Steve Moran kehrte erstmals zu diesem Tag des 1. November 2022 zurück, als der Ex-Bürgermeister das Hauptquartierprojekt zum ersten Mal auf den Ratstisch brachte. Es handelte sich um ein 170-Millionen-Dollar-Projekt, das auf dem Gelände von Guertin gebaut werden sollte. Sie wollte noch vor dem Ende des Tages eine positive Anweisung des Rates.

„Der Rat sagte nein, es besteht die Prüfung nicht“, erinnert er sich. Es waren Fragen zu Bedarf und Wünschen, zum besten Standort, zur Zentralisierung und zu den Kosten zu stellen. Diese Fragen haben wir von Anfang an gestellt. Was geschah, war, dass Mr. Champagne im Dienst erschien. Wir verspürten eine größere Offenheit für die Diskussion der verschiedenen Optionen, sowohl im Rathaus als auch in der Verwaltung. Das heutige Ergebnis ist, dass wir ein Projekt haben, bei dem wir den Steuerzahlern 40 Millionen US-Dollar einsparen können. Das ist Geld, das wir in andere notwendige Infrastruktur in Gatineau stecken können.“

>>>Der Präsident des Gemeinderats von Gatineau, Steven Boivin.>>>

Der Präsident des Gemeinderats von Gatineau, Steven Boivin. (Simon Séguin-Bertrand/Le Droit)

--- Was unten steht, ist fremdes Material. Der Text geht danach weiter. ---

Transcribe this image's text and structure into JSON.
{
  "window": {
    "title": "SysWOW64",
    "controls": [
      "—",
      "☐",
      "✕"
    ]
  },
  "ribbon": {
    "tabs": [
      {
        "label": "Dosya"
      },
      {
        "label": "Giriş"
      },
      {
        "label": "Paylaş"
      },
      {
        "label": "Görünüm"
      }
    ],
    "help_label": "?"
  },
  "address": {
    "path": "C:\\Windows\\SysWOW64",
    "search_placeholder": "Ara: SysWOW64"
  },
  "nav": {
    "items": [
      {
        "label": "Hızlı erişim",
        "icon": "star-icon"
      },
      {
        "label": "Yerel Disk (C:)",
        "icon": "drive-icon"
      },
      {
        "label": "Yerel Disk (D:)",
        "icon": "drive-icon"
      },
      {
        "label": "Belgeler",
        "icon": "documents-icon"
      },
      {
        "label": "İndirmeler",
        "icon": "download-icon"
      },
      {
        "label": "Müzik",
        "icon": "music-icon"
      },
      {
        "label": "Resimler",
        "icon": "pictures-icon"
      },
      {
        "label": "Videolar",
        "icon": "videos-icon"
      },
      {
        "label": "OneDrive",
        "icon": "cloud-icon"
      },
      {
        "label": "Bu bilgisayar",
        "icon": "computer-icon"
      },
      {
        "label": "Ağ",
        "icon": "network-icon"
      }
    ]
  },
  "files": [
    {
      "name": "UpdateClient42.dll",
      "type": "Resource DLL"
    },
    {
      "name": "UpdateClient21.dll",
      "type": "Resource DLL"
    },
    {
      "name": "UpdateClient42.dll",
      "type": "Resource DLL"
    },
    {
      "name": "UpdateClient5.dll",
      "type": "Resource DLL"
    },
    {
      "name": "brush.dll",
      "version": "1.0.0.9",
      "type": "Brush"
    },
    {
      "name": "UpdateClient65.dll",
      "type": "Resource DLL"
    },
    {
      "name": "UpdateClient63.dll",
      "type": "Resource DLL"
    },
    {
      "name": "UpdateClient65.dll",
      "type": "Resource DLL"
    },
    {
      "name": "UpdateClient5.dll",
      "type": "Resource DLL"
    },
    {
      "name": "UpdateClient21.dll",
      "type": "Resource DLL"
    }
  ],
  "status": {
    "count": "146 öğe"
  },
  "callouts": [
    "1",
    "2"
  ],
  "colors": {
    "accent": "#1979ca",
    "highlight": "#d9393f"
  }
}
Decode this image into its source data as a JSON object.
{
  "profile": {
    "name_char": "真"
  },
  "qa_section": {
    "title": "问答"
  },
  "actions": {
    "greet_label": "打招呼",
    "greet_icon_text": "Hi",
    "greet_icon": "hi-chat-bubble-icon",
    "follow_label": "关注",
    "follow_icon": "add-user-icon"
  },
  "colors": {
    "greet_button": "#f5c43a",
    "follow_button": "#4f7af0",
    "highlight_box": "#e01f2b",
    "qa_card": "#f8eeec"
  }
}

Steven Boivin merkte an, dass der Stadtrat in der Diskussion um das Hauptquartier „schon lange um den gleichen heißen Brei geredet“ habe. „Es war sowohl eine Frage der polizeilichen Infrastruktur als auch eine Frage der Flächennutzungsplanung“, erklärte er. Die Ratsmitglieder hatten viele Fragen zu diesem Aspekt. Oder? Wie? Zu welchem ​​Preis? Können wir es kleiner machen? Wir hatten nicht das Gefühl, dass es irgendeine Bereitschaft gab, darüber nachzudenken. Die Führung, die Herr Champagne in die Akte einbrachte, ermöglichte es, diese Überlegungen zu entsperren. […] Wir begannen mit dem besten Projekt für die SPVG, einem großen Projekt von 183.000 Quadratfuß auf dem Guertin-Gelände, und kamen zum besten Projekt für Gatineau, einem Projekt von 165.000 Quadratfuß auf dem Saint-Joseph Boulevard, und dem Guertin-Standort, der besser genutzt werden kann.“

Hörmodus

Bürgermeister Daniel Champage sagte, er habe sich bei seiner Ankunft im Rathaus „in den Zuhörmodus“ versetzt. „Mir wurde klar, dass die Lücke nicht so groß war, wie ich zunächst dachte“, bemerkte er. Ich verspürte bei allen Ratsmitgliedern den echten Wunsch, dieses Projekt zu verwirklichen.“

>>>Der Bürgermeister von Gatineau, Daniel Champagne.>>>

Der Bürgermeister von Gatineau, Daniel Champagne. (Patrick Woodbury/Le Droit)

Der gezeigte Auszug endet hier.